Le problème turc est-il soluble dans le vocabulaire ?

Une nouvelle locution à la radio française :


 

 

Ce matin à 7 h  30, France Inter a déclaré que le ministre turc Abdullah Gül, président élu à Ankara (et membre du parti islamiste AKP), n’est plus un islamiste. La journaliste a dit en effet, d’une voix neutre : « L’ancien islamiste Abdullah Gül… » Or la femme de M. Gül est ostensiblement voilée, jusque sur la tribune des grands meetings populaires. Il n’hésite jamais à évoquer les conflits Europe-Islam d’autrefois. Et il est l’une des bêtes noires des nationalistes kémalistes :  d’après eux, l’AKP joue la carte Bruxelles-Washington mais reste le fer de lance de l’islam turc profond. En affirmant que Gül et Erdogan sont d’ « anciens » islamistes, la radio française plaide donc en leur faveur. Pour quelle raison ? Ne sur-interprétons pas. Mais constatons.

 

(Les mêmes radios commentent  le  discours de politique internationale prononcé hier par Nicolas Sarkozy :  à   leur avis,  il « entrouvre  la porte »  à la candidature européenne de la Turquie. Nos médias s’en réjouissent. En fait, le propos de Sarkozy est nuancé.  Il ne s’oppose pas à la poursuite des négociations euro-turques, mais souhaite que ce soit  sur les dossiers qui pourraient aussi déboucher sur une simple association... Et il rappelle que le statut d'association aurait sa préférence ainsi que celle des Français. Il s’agit donc, de sa part, d’une posture  diplomatique compliquée. Elle ne sera pas tenable longtemps, compte tenu de la pression de Bruxelles et de la Maison Blanche pour « la Turquie dans l’Europe ».

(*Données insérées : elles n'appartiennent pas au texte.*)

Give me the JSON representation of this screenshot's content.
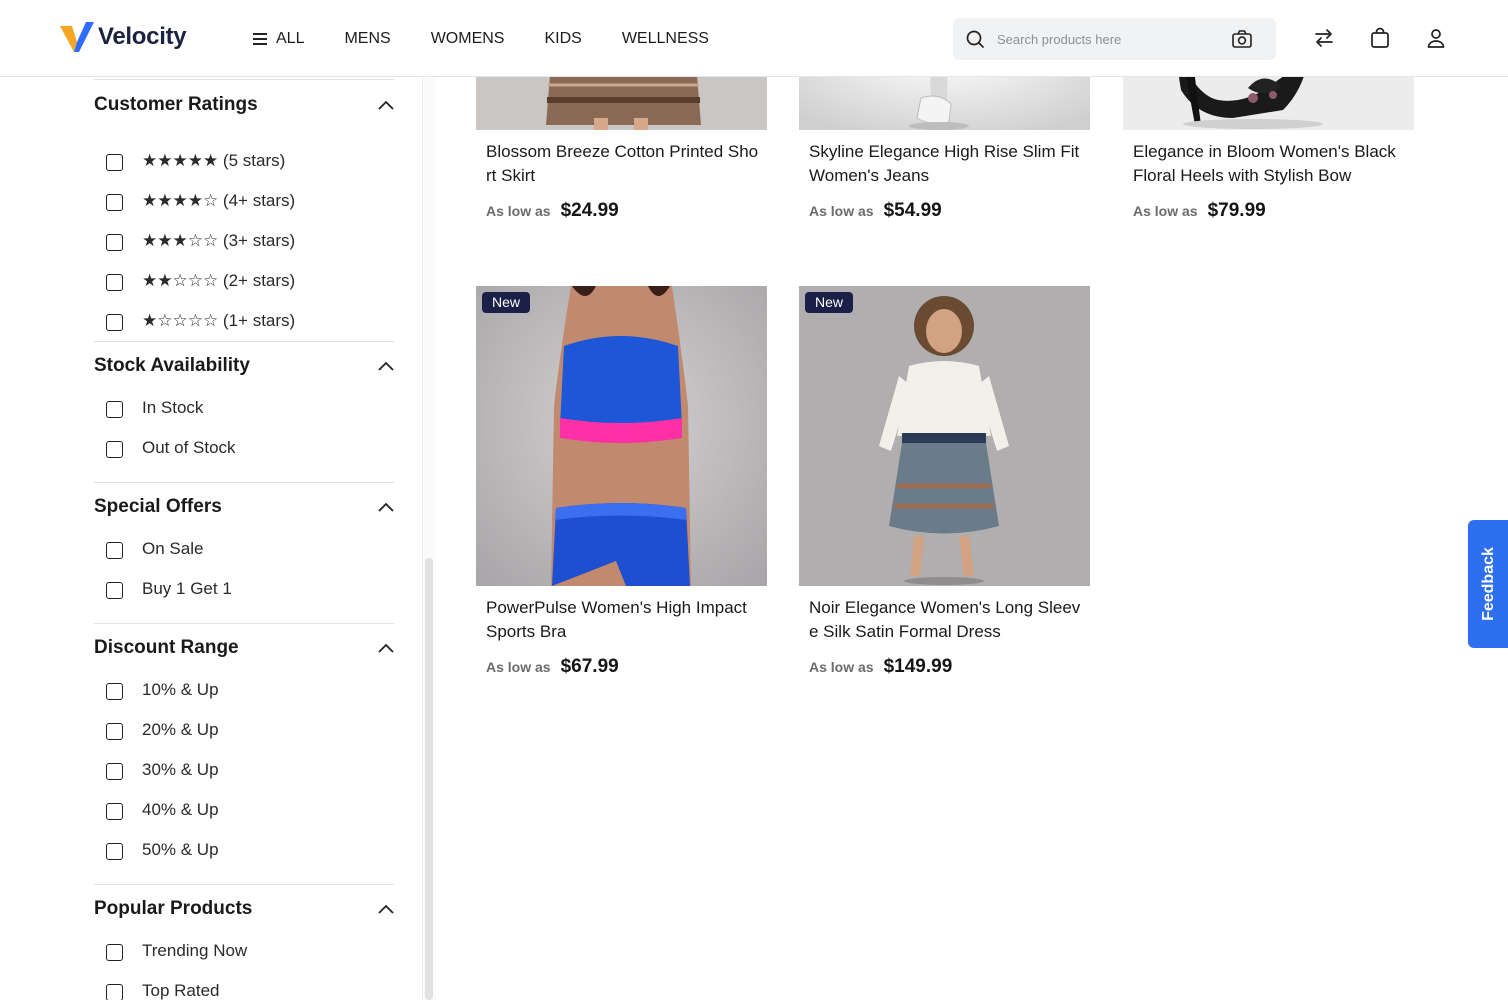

En tout cas,  Sarkozy n'a pas qualifié d’ « ancienne islamiste » l’épouse voilée d'Abdallah Gül.

 

PS –  Un atlantiste m’accuserait de faire du « Turk bashing » (de l’anti-turquisme). Ce n’est pas le cas.  J’essaie de décrire les choses dans leur réalité nette, au lieu de les noyer dans le « souhaitable » comme tant de journalistes parisiens. Ce blog n'a d'ailleurs aucune ligne politique, comme on peut s'en apercevoir au jour le jour.

 

Commentaires

Le mot "islamiste" recouvre bien des choses...

> J'avais lu sous la plume de je ne sais plus quel commentateur que le Parti pour la justice et le développement ou AKP (Adalet ve Kalkınma Partisi) n'était pas une organisation extrémiste, mais un parti réformiste modéré, sorte de parti démocrate-musulman pouvant être comparé à la démocratie chrétienne.
Mais les partis et institutions "laïques" (dont l'armée)craignent que ce ne soit qu'une façade...
Difficile d'y voir clair sans bien connaître la complexité de la vie politique turque, mais il faut sûrement se méfier des mots et des simplifications abusives !

Écrit par : Michel de Guibert | 28/08/2007

L'Europe a trouvé sa tête de Turc.

> Mais ne serait-il pas préférable de connaître clairement la position du président français avant de partir dans des supputations ou des conjectures diverses quant à la nature "islamiste" du pouvoir turc ou son degré d'islamisme.
Le discours de N. Sarkozy semble s'infléchir. Il est difficile d'être à la fois contre l'entrée de la Turquie et pour un rapprochement avec les USA. Cet infléchissement est le prix à payer.
La religion fait-elle obstacle à l'entrée de la Turquie ? N'est-ce pas tout simplement qu'une question de géographie et de culture ? L'islam apparaît surtout dans ce débat comme le prétexte très opportun, le refouloir tout trouvé pour entretenir l'angoisse et le refus.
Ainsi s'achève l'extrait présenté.